Commonwealth Commends Collaboration with 3 Other Campuses
By Ed Brennen
“That’s perfect,” she said. “That’s exactly the kind of engine of hope we want our universities to be as we pursue the challenge of climate change.”
UMass Lowell received a Leading by Example award for its collaborative efforts with fellow honorees UMass Amherst, UMass Dartmouth and Salem State University over the past year to decarbonize each campus — one of eight awards handed out at the recent ceremony at University Crossing’s Moloney Hall.
Now in their 15th year, Leading by Example awards recognize commonwealth agencies, municipalities, and public colleges and universities for outstanding efforts related to clean energy and the environment.
UMass Lowell recently completed an 18-month decarbonization study that was funded by a $100,000 grant from the Department of Energy Resources. The study resulted in a renewable energy master plan that lays out a comprehensive and strategic approach to campus projects that meet future energy demands while also helping the university achieve carbon neutrality by 2050.
As part of the process, a decarbonization planning team from UML — made up of representatives from Facilities Management, the Rist Institute for Sustainability & Energy and the executive cabinet — met quarterly with similar teams from the three other campuses to share best practices, resources and lessons that can be applied at other state facilities.
“It’s been a snowball effect. UMass Amherst started it, and we took lessons learned and kept going with it,” said UML Energy Manager Dan Abrahamson, a member of the planning team. “Each campus is a little different, but we all have the same goal: to shave carbon.”
Based on the decarbonization roadmaps laid out by the four campuses, Abrahamson said UMass Boston is now pursuing its own alternative energy master plan “that hopefully will be even better than ours.”

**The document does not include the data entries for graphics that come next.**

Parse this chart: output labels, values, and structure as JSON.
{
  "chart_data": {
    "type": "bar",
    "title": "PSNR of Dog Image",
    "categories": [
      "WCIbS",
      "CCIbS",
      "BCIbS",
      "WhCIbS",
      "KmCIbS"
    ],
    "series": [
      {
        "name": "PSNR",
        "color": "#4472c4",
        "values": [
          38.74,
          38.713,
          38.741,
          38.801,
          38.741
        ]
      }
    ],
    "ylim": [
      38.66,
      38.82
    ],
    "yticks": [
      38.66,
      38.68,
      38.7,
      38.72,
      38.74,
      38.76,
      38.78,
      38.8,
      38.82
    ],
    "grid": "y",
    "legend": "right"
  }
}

Theoharides noted that the four campuses collectively account for 33% of natural gas consumption and 20% of greenhouse gas emissions by state agencies annually.
“That means the way these campuses develop and enact energy policy can have a real impact on our state government’s energy usage,” she said.
The four campuses have made “tremendous progress” in reducing their collective greenhouse gas emissions by 37% since 2004 by adopting innovative technologies, Theoharides added. She pointed to the installation of 7.2 megawatts of solar, the addition of 100 electric vehicle charging stations, the opening of 30 LEED-certified buildings and, at UML, the addition of Grind2Energy food waste recycling systems that convert food scraps into renewable energy.
“But there’s still much more work to do,” she said.
Department of Energy Resources Commissioner Patrick Woodcock commended UML for its “incredible mixture of entrepreneurship, innovation and tangible climate action” to not only reduce its own emissions, but to also serve as a model that can spread “to community, to state and to country.”
Chancellor Jacquie Moloney, who is retiring at the end of the academic year, said she considers UML’s sustainability and energy efforts “one of my greatest legacies” at the university.
She said the commonwealth “couldn’t have picked a more appropriate place to host these awards, given UMass Lowell’s broad and partnership-focused approach” to addressing the issues. She highlighted the university’s collaboration with Lowell-based urban farming nonprofit Mill City Grows, the Lowell Green Community Partnership and the important work of UML researchers.
“In the last three years, our talented faculty have brought in almost $40 million in funding focused on climate change, energy and sustainability,” Moloney said. “As our expertise grows, so does the sense of urgency. It’s not a task for any one organization, one industry, or one profession; it is an imperative that we collaborate and coordinate on to realize our collective goals.”